Parece claro que as FDI não sabiam que ele estava perto de Tal Al Sultan até depois que ele foi morto; Em meados de setembro, as FDI levaram a CNN e outras mídias para a área. Naquela época, as FDI não deram nenhuma indicação de que Sinwar poderia estar lá — e é improvável que tivesse levado repórteres para um local onde acreditava que ele estava escondido.
DNA e registros dentários
Na quinta-feira de manhã, altos funcionários israelenses e americanos mantiveram contato próximo enquanto as FDI trabalhavam para confirmar com certeza que o corpo encontrado nos escombros no norte de Rafah era, de fato, Sinwar.
Mas mesmo antes que essa confirmação oficial viesse algumas horas depois, fotos do corpo de Sinwar deixaram altos funcionários dos EUA confiantes de que o mentor dos ataques de 7 de outubro finalmente havia sido morto.
Ao meio-dia em Washington, Israel usou DNA e registros dentários para confirmar a identidade do corpo, que estava em posse de Israel devido ao tempo de Sinwar em uma prisão israelense.
Em sua luta final, Sinwar jogou granadas e disparou armas contra os soldados israelenses ao redor, que responderam com seus próprios tiros. Sinwar, armado com um colete, uma arma e US$ 10.000 em shekels israelenses, fugiu sozinho para outro prédio.
Momentos antes de sua morte — que autoridades israelenses disseram ter sido causada por uma bala na cabeça — tropas israelenses voaram um drone para o prédio fortemente danificado para onde ele havia fugido.

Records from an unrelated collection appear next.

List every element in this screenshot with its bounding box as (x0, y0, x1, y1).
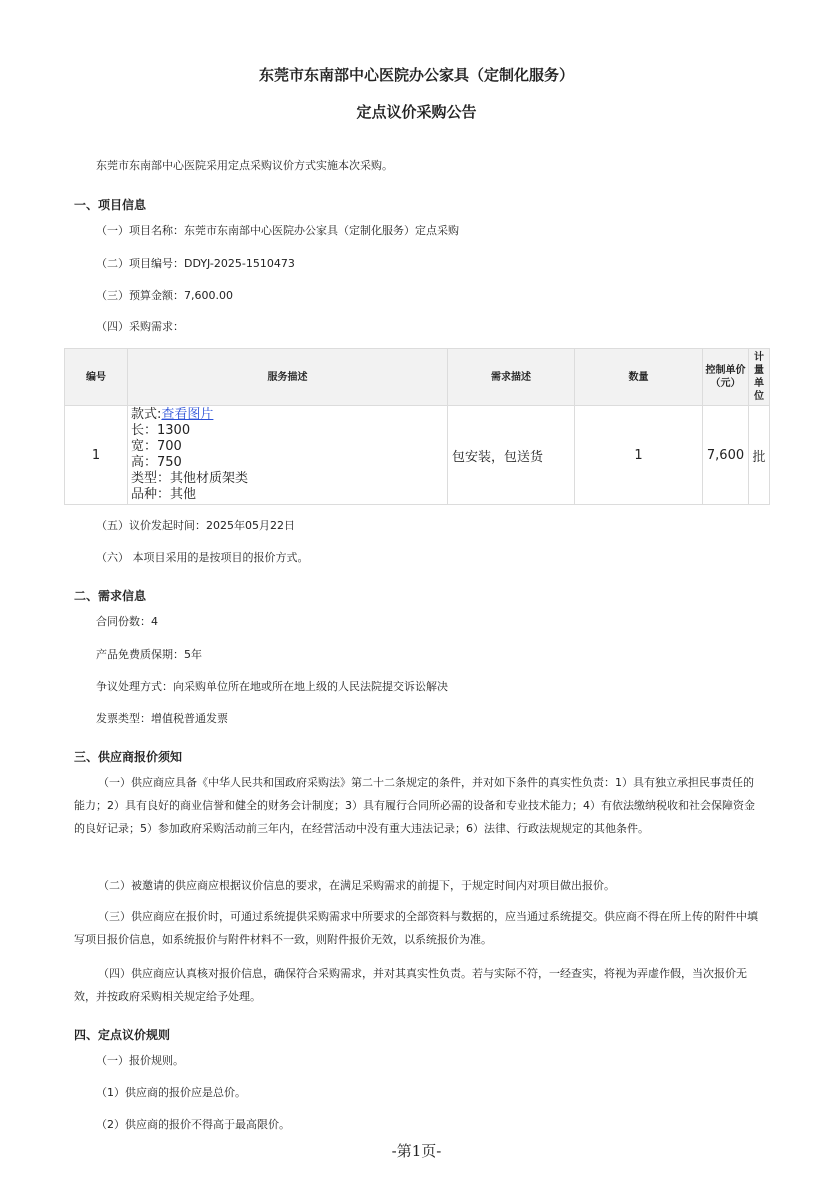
cell-price: 7,600 (703, 406, 749, 505)
section2-heading: 二、需求信息 (74, 589, 147, 603)
requirements-table (64, 348, 770, 505)
section4-heading: 四、定点议价规则 (74, 1028, 171, 1042)
section3-heading: 三、供应商报价须知 (74, 750, 183, 764)
contract-copies: 合同份数：4 (96, 615, 158, 628)
requirements-label: （四）采购需求： (96, 320, 184, 333)
invoice-type: 发票类型：增值税普通发票 (96, 712, 228, 725)
table-row (65, 406, 770, 505)
notice-paragraph-3: （三）供应商应在报价时，可通过系统提供采购需求中所要求的全部资料与数据的，应当通过系统提交。供应商不得在所上传的附件中填写项目报价信息，如系统报价与附件材料不一致，则附件报价无效，以系统报价为准。 (74, 910, 758, 946)
col-header-need: 需求描述 (448, 349, 575, 406)
cell-service-desc (128, 406, 448, 505)
variety-line: 品种：其他 (131, 487, 197, 502)
cell-need-desc: 包安装，包送货 (448, 406, 575, 505)
length-line: 长：1300 (131, 423, 191, 438)
col-header-price: 控制单价（元） (703, 349, 749, 406)
style-line (131, 407, 445, 423)
section1-heading: 一、项目信息 (74, 198, 147, 212)
rule-1: （一）报价规则。 (96, 1054, 184, 1067)
cell-unit: 批 (749, 406, 770, 505)
quote-method: （六） 本项目采用的是按项目的报价方式。 (96, 551, 309, 564)
col-header-no: 编号 (65, 349, 128, 406)
notice-paragraph-2: （二）被邀请的供应商应根据议价信息的要求，在满足采购需求的前提下，于规定时间内对项目做出报价。 (98, 879, 615, 892)
col-header-unit: 计量单位 (749, 349, 770, 406)
col-header-service: 服务描述 (128, 349, 448, 406)
table-header-row (65, 349, 770, 406)
type-line: 类型：其他材质架类 (131, 471, 249, 486)
view-image-link[interactable]: 查看图片 (161, 407, 214, 422)
page-number: -第1页- (391, 1142, 442, 1160)
budget-amount: （三）预算金额：7,600.00 (96, 289, 233, 302)
document-subtitle: 定点议价采购公告 (356, 103, 477, 121)
rule-3: （2）供应商的报价不得高于最高限价。 (96, 1118, 290, 1131)
intro-text: 东莞市东南部中心医院采用定点采购议价方式实施本次采购。 (96, 159, 393, 172)
project-name: （一）项目名称：东莞市东南部中心医院办公家具（定制化服务）定点采购 (96, 224, 459, 237)
start-time: （五）议价发起时间：2025年05月22日 (96, 519, 295, 532)
height-line: 高：750 (131, 455, 182, 470)
cell-no: 1 (65, 406, 128, 505)
warranty-period: 产品免费质保期：5年 (96, 648, 202, 661)
document-title: 东莞市东南部中心医院办公家具（定制化服务） (258, 66, 574, 84)
dispute-method: 争议处理方式：向采购单位所在地或所在地上级的人民法院提交诉讼解决 (96, 680, 448, 693)
cell-qty: 1 (575, 406, 703, 505)
notice-paragraph-1: （一）供应商应具备《中华人民共和国政府采购法》第二十二条规定的条件，并对如下条件的真实性负责：1）具有独立承担民事责任的能力；2）具有良好的商业信誉和健全的财务会计制度；3）具有履行合同所必需的设备和专业技术能力；4）有依法缴纳税收和社会保障资金的良好记录；5）参加政府采购活动前三年内，在经营活动中没有重大违法记录；6）法律、行政法规规定的其他条件。 (74, 776, 755, 835)
notice-paragraph-4: （四）供应商应认真核对报价信息，确保符合采购需求，并对其真实性负责。若与实际不符，一经查实，将视为弄虚作假，当次报价无效，并按政府采购相关规定给予处理。 (74, 967, 747, 1003)
rule-2: （1）供应商的报价应是总价。 (96, 1086, 246, 1099)
width-line: 宽：700 (131, 439, 182, 454)
style-label: 款式: (131, 407, 162, 422)
project-number: （二）项目编号：DDYJ-2025-1510473 (96, 257, 295, 270)
col-header-qty: 数量 (575, 349, 703, 406)
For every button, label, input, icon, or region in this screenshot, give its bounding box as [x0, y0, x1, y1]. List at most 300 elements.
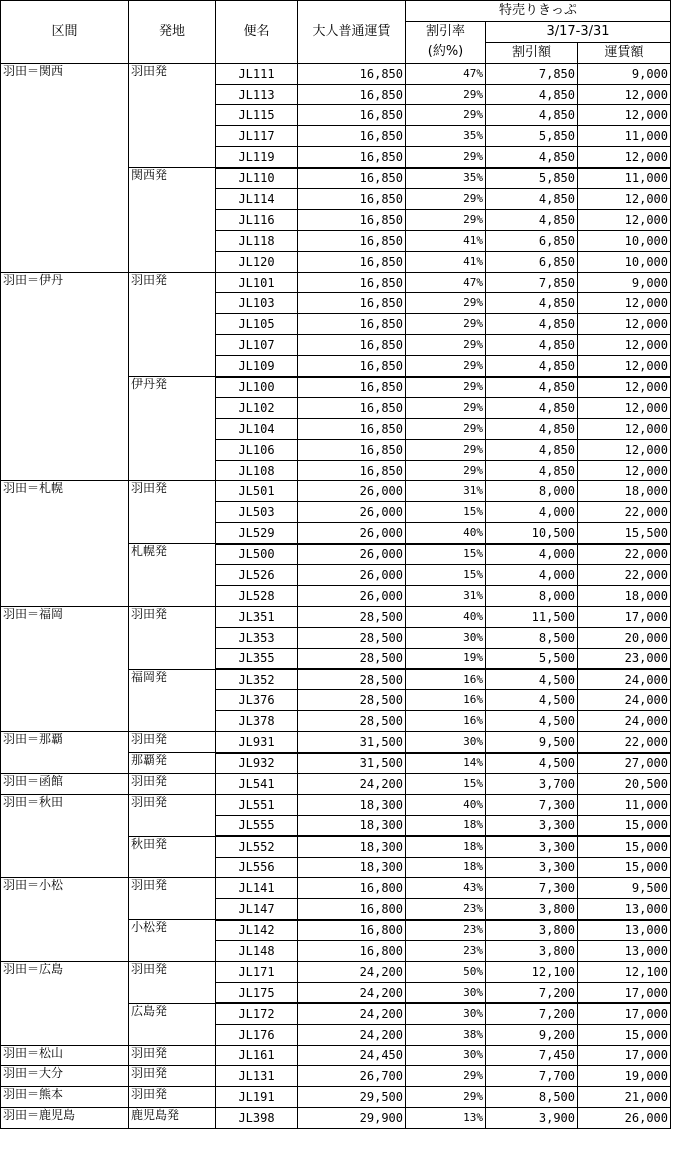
discount-amount: 4,000	[486, 565, 578, 586]
sale-fare: 22,000	[578, 502, 671, 523]
origin-name: 那覇発	[129, 753, 216, 774]
discount-amount: 3,800	[486, 941, 578, 962]
flight-number: JL931	[216, 732, 298, 753]
adult-fare: 16,850	[298, 356, 406, 377]
discount-rate: 29%	[406, 397, 486, 418]
discount-rate: 30%	[406, 627, 486, 648]
flight-number: JL376	[216, 690, 298, 711]
discount-rate: 16%	[406, 711, 486, 732]
flight-number: JL120	[216, 251, 298, 272]
discount-amount: 3,900	[486, 1108, 578, 1129]
origin-name: 羽田発	[129, 481, 216, 544]
flight-number: JL528	[216, 585, 298, 606]
discount-rate: 35%	[406, 168, 486, 189]
discount-amount: 5,850	[486, 126, 578, 147]
sale-fare: 12,000	[578, 397, 671, 418]
discount-amount: 4,500	[486, 711, 578, 732]
discount-amount: 4,850	[486, 377, 578, 398]
adult-fare: 16,800	[298, 878, 406, 899]
sale-fare: 18,000	[578, 585, 671, 606]
discount-amount: 4,850	[486, 189, 578, 210]
table-row	[1, 63, 671, 84]
discount-rate: 40%	[406, 794, 486, 815]
table-row	[1, 773, 671, 794]
adult-fare: 26,000	[298, 585, 406, 606]
discount-rate: 14%	[406, 753, 486, 774]
discount-rate: 15%	[406, 565, 486, 586]
sale-fare: 22,000	[578, 732, 671, 753]
flight-number: JL119	[216, 147, 298, 168]
flight-number: JL529	[216, 523, 298, 544]
adult-fare: 28,500	[298, 690, 406, 711]
section-name: 羽田＝関西	[1, 63, 129, 272]
flight-number: JL353	[216, 627, 298, 648]
sale-fare: 24,000	[578, 711, 671, 732]
sale-fare: 11,000	[578, 794, 671, 815]
discount-amount: 11,500	[486, 606, 578, 627]
flight-number: JL161	[216, 1045, 298, 1066]
discount-rate: 47%	[406, 63, 486, 84]
origin-name: 小松発	[129, 920, 216, 962]
adult-fare: 16,800	[298, 899, 406, 920]
flight-number: JL541	[216, 773, 298, 794]
discount-amount: 6,850	[486, 230, 578, 251]
origin-name: 羽田発	[129, 1066, 216, 1087]
adult-fare: 26,000	[298, 565, 406, 586]
discount-rate: 18%	[406, 857, 486, 878]
section-name: 羽田＝大分	[1, 1066, 129, 1087]
adult-fare: 26,000	[298, 481, 406, 502]
adult-fare: 26,000	[298, 523, 406, 544]
adult-fare: 24,200	[298, 961, 406, 982]
col-header-flight: 便名	[216, 1, 298, 64]
sale-fare: 10,000	[578, 230, 671, 251]
discount-amount: 3,300	[486, 815, 578, 836]
adult-fare: 16,850	[298, 397, 406, 418]
discount-amount: 7,850	[486, 63, 578, 84]
origin-name: 羽田発	[129, 1045, 216, 1066]
adult-fare: 28,500	[298, 606, 406, 627]
discount-rate: 40%	[406, 606, 486, 627]
sale-fare: 27,000	[578, 753, 671, 774]
col-header-price: 運賃額	[578, 42, 671, 63]
discount-amount: 10,500	[486, 523, 578, 544]
sale-fare: 12,000	[578, 439, 671, 460]
origin-name: 広島発	[129, 1003, 216, 1045]
flight-number: JL148	[216, 941, 298, 962]
adult-fare: 16,800	[298, 941, 406, 962]
adult-fare: 28,500	[298, 711, 406, 732]
discount-rate: 29%	[406, 209, 486, 230]
flight-number: JL105	[216, 314, 298, 335]
col-header-rate: 割引率	[406, 21, 486, 42]
flight-number: JL110	[216, 168, 298, 189]
sale-fare: 12,000	[578, 460, 671, 481]
discount-rate: 29%	[406, 460, 486, 481]
origin-name: 羽田発	[129, 606, 216, 669]
adult-fare: 16,850	[298, 189, 406, 210]
section-name: 羽田＝松山	[1, 1045, 129, 1066]
flight-number: JL355	[216, 648, 298, 669]
sale-fare: 24,000	[578, 690, 671, 711]
flight-number: JL147	[216, 899, 298, 920]
adult-fare: 18,300	[298, 857, 406, 878]
table-row	[1, 272, 671, 293]
discount-amount: 4,850	[486, 460, 578, 481]
discount-amount: 6,850	[486, 251, 578, 272]
adult-fare: 24,200	[298, 1024, 406, 1045]
discount-amount: 4,850	[486, 105, 578, 126]
adult-fare: 16,850	[298, 230, 406, 251]
adult-fare: 16,850	[298, 460, 406, 481]
flight-number: JL103	[216, 293, 298, 314]
discount-amount: 4,500	[486, 690, 578, 711]
origin-name: 羽田発	[129, 794, 216, 836]
discount-amount: 4,000	[486, 544, 578, 565]
discount-rate: 19%	[406, 648, 486, 669]
discount-rate: 41%	[406, 251, 486, 272]
origin-name: 羽田発	[129, 1087, 216, 1108]
section-name: 羽田＝広島	[1, 961, 129, 1045]
origin-name: 秋田発	[129, 836, 216, 878]
col-header-rate-unit: (約%)	[406, 42, 486, 63]
sale-fare: 24,000	[578, 669, 671, 690]
adult-fare: 26,000	[298, 502, 406, 523]
discount-rate: 40%	[406, 523, 486, 544]
discount-rate: 23%	[406, 941, 486, 962]
adult-fare: 31,500	[298, 732, 406, 753]
sale-fare: 13,000	[578, 920, 671, 941]
flight-number: JL398	[216, 1108, 298, 1129]
origin-name: 羽田発	[129, 272, 216, 376]
sale-fare: 17,000	[578, 982, 671, 1003]
origin-name: 福岡発	[129, 669, 216, 732]
sale-fare: 21,000	[578, 1087, 671, 1108]
sale-fare: 12,000	[578, 314, 671, 335]
col-header-origin: 発地	[129, 1, 216, 64]
flight-number: JL106	[216, 439, 298, 460]
origin-name: 羽田発	[129, 732, 216, 753]
adult-fare: 29,900	[298, 1108, 406, 1129]
discount-amount: 8,000	[486, 585, 578, 606]
flight-number: JL378	[216, 711, 298, 732]
adult-fare: 16,850	[298, 251, 406, 272]
adult-fare: 24,450	[298, 1045, 406, 1066]
discount-amount: 4,850	[486, 293, 578, 314]
section-name: 羽田＝伊丹	[1, 272, 129, 481]
flight-number: JL556	[216, 857, 298, 878]
discount-rate: 30%	[406, 982, 486, 1003]
section-name: 羽田＝小松	[1, 878, 129, 962]
adult-fare: 31,500	[298, 753, 406, 774]
origin-name: 羽田発	[129, 961, 216, 1003]
discount-amount: 7,850	[486, 272, 578, 293]
section-name: 羽田＝函館	[1, 773, 129, 794]
discount-amount: 4,500	[486, 669, 578, 690]
flight-number: JL114	[216, 189, 298, 210]
header-row-1	[1, 1, 671, 22]
discount-amount: 3,700	[486, 773, 578, 794]
discount-amount: 3,300	[486, 857, 578, 878]
table-row	[1, 1087, 671, 1108]
discount-amount: 4,850	[486, 397, 578, 418]
table-row	[1, 878, 671, 899]
discount-rate: 18%	[406, 836, 486, 857]
flight-number: JL118	[216, 230, 298, 251]
discount-amount: 12,100	[486, 961, 578, 982]
sale-fare: 9,000	[578, 63, 671, 84]
discount-rate: 35%	[406, 126, 486, 147]
sale-fare: 15,000	[578, 1024, 671, 1045]
sale-fare: 11,000	[578, 168, 671, 189]
discount-amount: 8,000	[486, 481, 578, 502]
flight-number: JL117	[216, 126, 298, 147]
col-header-section: 区間	[1, 1, 129, 64]
discount-amount: 8,500	[486, 627, 578, 648]
discount-amount: 5,500	[486, 648, 578, 669]
flight-number: JL116	[216, 209, 298, 230]
flight-number: JL108	[216, 460, 298, 481]
origin-name: 札幌発	[129, 544, 216, 607]
adult-fare: 24,200	[298, 1003, 406, 1024]
flight-number: JL101	[216, 272, 298, 293]
adult-fare: 16,850	[298, 418, 406, 439]
sale-fare: 12,000	[578, 147, 671, 168]
sale-fare: 10,000	[578, 251, 671, 272]
discount-rate: 41%	[406, 230, 486, 251]
adult-fare: 16,850	[298, 126, 406, 147]
table-row	[1, 1045, 671, 1066]
flight-number: JL131	[216, 1066, 298, 1087]
discount-rate: 16%	[406, 690, 486, 711]
adult-fare: 16,850	[298, 293, 406, 314]
adult-fare: 16,850	[298, 84, 406, 105]
discount-amount: 4,850	[486, 314, 578, 335]
table-row	[1, 961, 671, 982]
flight-number: JL555	[216, 815, 298, 836]
sale-fare: 13,000	[578, 941, 671, 962]
discount-rate: 29%	[406, 1066, 486, 1087]
sale-fare: 12,000	[578, 189, 671, 210]
adult-fare: 26,000	[298, 544, 406, 565]
discount-amount: 4,850	[486, 335, 578, 356]
discount-rate: 15%	[406, 773, 486, 794]
sale-fare: 26,000	[578, 1108, 671, 1129]
discount-amount: 4,850	[486, 439, 578, 460]
discount-amount: 4,850	[486, 418, 578, 439]
flight-number: JL113	[216, 84, 298, 105]
flight-number: JL142	[216, 920, 298, 941]
sale-fare: 12,000	[578, 418, 671, 439]
discount-rate: 30%	[406, 732, 486, 753]
discount-rate: 29%	[406, 293, 486, 314]
sale-fare: 18,000	[578, 481, 671, 502]
discount-amount: 4,850	[486, 147, 578, 168]
discount-rate: 29%	[406, 189, 486, 210]
flight-number: JL551	[216, 794, 298, 815]
adult-fare: 24,200	[298, 982, 406, 1003]
col-header-discount: 割引額	[486, 42, 578, 63]
origin-name: 羽田発	[129, 63, 216, 167]
adult-fare: 16,800	[298, 920, 406, 941]
sale-fare: 12,100	[578, 961, 671, 982]
sale-fare: 9,000	[578, 272, 671, 293]
table-row	[1, 794, 671, 815]
discount-rate: 29%	[406, 1087, 486, 1108]
flight-number: JL176	[216, 1024, 298, 1045]
section-name: 羽田＝秋田	[1, 794, 129, 878]
group-header-special-ticket: 特売りきっぷ	[406, 1, 671, 22]
adult-fare: 28,500	[298, 627, 406, 648]
discount-amount: 7,300	[486, 794, 578, 815]
flight-number: JL932	[216, 753, 298, 774]
discount-rate: 31%	[406, 481, 486, 502]
discount-amount: 3,800	[486, 899, 578, 920]
sale-fare: 22,000	[578, 544, 671, 565]
flight-number: JL107	[216, 335, 298, 356]
flight-number: JL552	[216, 836, 298, 857]
adult-fare: 16,850	[298, 147, 406, 168]
period-header: 3/17-3/31	[486, 21, 671, 42]
discount-rate: 29%	[406, 377, 486, 398]
adult-fare: 16,850	[298, 209, 406, 230]
discount-amount: 4,850	[486, 84, 578, 105]
adult-fare: 18,300	[298, 815, 406, 836]
adult-fare: 16,850	[298, 335, 406, 356]
section-name: 羽田＝福岡	[1, 606, 129, 731]
discount-rate: 13%	[406, 1108, 486, 1129]
adult-fare: 16,850	[298, 63, 406, 84]
discount-rate: 29%	[406, 84, 486, 105]
discount-rate: 50%	[406, 961, 486, 982]
flight-number: JL500	[216, 544, 298, 565]
flight-number: JL102	[216, 397, 298, 418]
sale-fare: 12,000	[578, 293, 671, 314]
adult-fare: 29,500	[298, 1087, 406, 1108]
table-row	[1, 1108, 671, 1129]
adult-fare: 16,850	[298, 105, 406, 126]
flight-number: JL503	[216, 502, 298, 523]
origin-name: 羽田発	[129, 878, 216, 920]
section-name: 羽田＝那覇	[1, 732, 129, 774]
discount-amount: 8,500	[486, 1087, 578, 1108]
sale-fare: 13,000	[578, 899, 671, 920]
discount-rate: 29%	[406, 356, 486, 377]
flight-number: JL115	[216, 105, 298, 126]
sale-fare: 19,000	[578, 1066, 671, 1087]
sale-fare: 9,500	[578, 878, 671, 899]
sale-fare: 15,000	[578, 857, 671, 878]
discount-amount: 4,500	[486, 753, 578, 774]
flight-number: JL172	[216, 1003, 298, 1024]
discount-amount: 3,800	[486, 920, 578, 941]
discount-amount: 4,000	[486, 502, 578, 523]
discount-rate: 30%	[406, 1045, 486, 1066]
adult-fare: 16,850	[298, 314, 406, 335]
flight-number: JL100	[216, 377, 298, 398]
discount-rate: 18%	[406, 815, 486, 836]
adult-fare: 28,500	[298, 648, 406, 669]
discount-rate: 29%	[406, 105, 486, 126]
discount-rate: 29%	[406, 314, 486, 335]
discount-rate: 29%	[406, 335, 486, 356]
section-name: 羽田＝札幌	[1, 481, 129, 606]
col-header-fare: 大人普通運賃	[298, 1, 406, 64]
flight-number: JL104	[216, 418, 298, 439]
flight-number: JL171	[216, 961, 298, 982]
discount-amount: 7,300	[486, 878, 578, 899]
adult-fare: 18,300	[298, 836, 406, 857]
origin-name: 関西発	[129, 168, 216, 272]
flight-number: JL175	[216, 982, 298, 1003]
sale-fare: 22,000	[578, 565, 671, 586]
discount-rate: 43%	[406, 878, 486, 899]
flight-number: JL352	[216, 669, 298, 690]
adult-fare: 28,500	[298, 669, 406, 690]
origin-name: 鹿児島発	[129, 1108, 216, 1129]
sale-fare: 15,000	[578, 815, 671, 836]
discount-amount: 5,850	[486, 168, 578, 189]
sale-fare: 12,000	[578, 377, 671, 398]
flight-number: JL526	[216, 565, 298, 586]
sale-fare: 20,500	[578, 773, 671, 794]
discount-amount: 9,500	[486, 732, 578, 753]
table-row	[1, 1066, 671, 1087]
flight-number: JL501	[216, 481, 298, 502]
sale-fare: 15,500	[578, 523, 671, 544]
adult-fare: 16,850	[298, 168, 406, 189]
discount-amount: 7,200	[486, 1003, 578, 1024]
flight-number: JL351	[216, 606, 298, 627]
flight-number: JL141	[216, 878, 298, 899]
table-row	[1, 732, 671, 753]
discount-rate: 23%	[406, 920, 486, 941]
discount-amount: 4,850	[486, 356, 578, 377]
sale-fare: 12,000	[578, 209, 671, 230]
discount-rate: 30%	[406, 1003, 486, 1024]
table-row	[1, 481, 671, 502]
sale-fare: 17,000	[578, 606, 671, 627]
flight-number: JL191	[216, 1087, 298, 1108]
discount-rate: 29%	[406, 418, 486, 439]
sale-fare: 11,000	[578, 126, 671, 147]
adult-fare: 26,700	[298, 1066, 406, 1087]
discount-rate: 15%	[406, 544, 486, 565]
section-name: 羽田＝熊本	[1, 1087, 129, 1108]
sale-fare: 15,000	[578, 836, 671, 857]
origin-name: 羽田発	[129, 773, 216, 794]
discount-rate: 16%	[406, 669, 486, 690]
adult-fare: 16,850	[298, 377, 406, 398]
sale-fare: 17,000	[578, 1045, 671, 1066]
discount-amount: 7,200	[486, 982, 578, 1003]
discount-rate: 29%	[406, 147, 486, 168]
discount-amount: 3,300	[486, 836, 578, 857]
sale-fare: 12,000	[578, 105, 671, 126]
discount-rate: 38%	[406, 1024, 486, 1045]
discount-rate: 47%	[406, 272, 486, 293]
flight-number: JL109	[216, 356, 298, 377]
discount-amount: 7,700	[486, 1066, 578, 1087]
adult-fare: 16,850	[298, 272, 406, 293]
discount-rate: 15%	[406, 502, 486, 523]
discount-rate: 31%	[406, 585, 486, 606]
origin-name: 伊丹発	[129, 377, 216, 481]
discount-amount: 4,850	[486, 209, 578, 230]
adult-fare: 16,850	[298, 439, 406, 460]
sale-fare: 20,000	[578, 627, 671, 648]
table-row	[1, 606, 671, 627]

Um vídeo do drone, divulgado pelo exército israelense, oferece um relato silencioso de seus momentos finais. Ele paira em uma sala no andar de cima, onde uma figura mascarada está sentada sozinha em uma cadeira, cercada por poeira e escombros. A figura segura um pedaço de madeira na mão e, uma fração de segundo antes do vídeo terminar, o arremessa no drone.
O Irã já elogiou Sinwar como um mártir que morreu lutando, cara a cara com seu inimigo.
Nos últimos meses, autoridades americanas passaram a acreditar que Sinwar havia se tornado cada vez mais endurecido — tanto em sua determinação de continuar lutando contra Israel em Gaza, quanto em sua própria visão fatalista.
Sinwar não esperava que sobreviveria à guerra, disse uma autoridade americana. Como acreditava que acabaria sendo morto, ele tinha pouca motivação para concordar com um cessar-fogo, avaliaram autoridades americanas — deixando as negociações em um impasse perpétuo.
Em vez de buscar a paz em Gaza, autoridades americanas suspeitavam que Sinwar queria que o conflito continuasse sem um ponto final, atolando Israel e prejudicando sua reputação internacional.
Até o fim, autoridades de inteligência dos EUA acreditaram que Sinwar não estava preocupado com sua própria mortalidade e estava determinado a continuar a luta.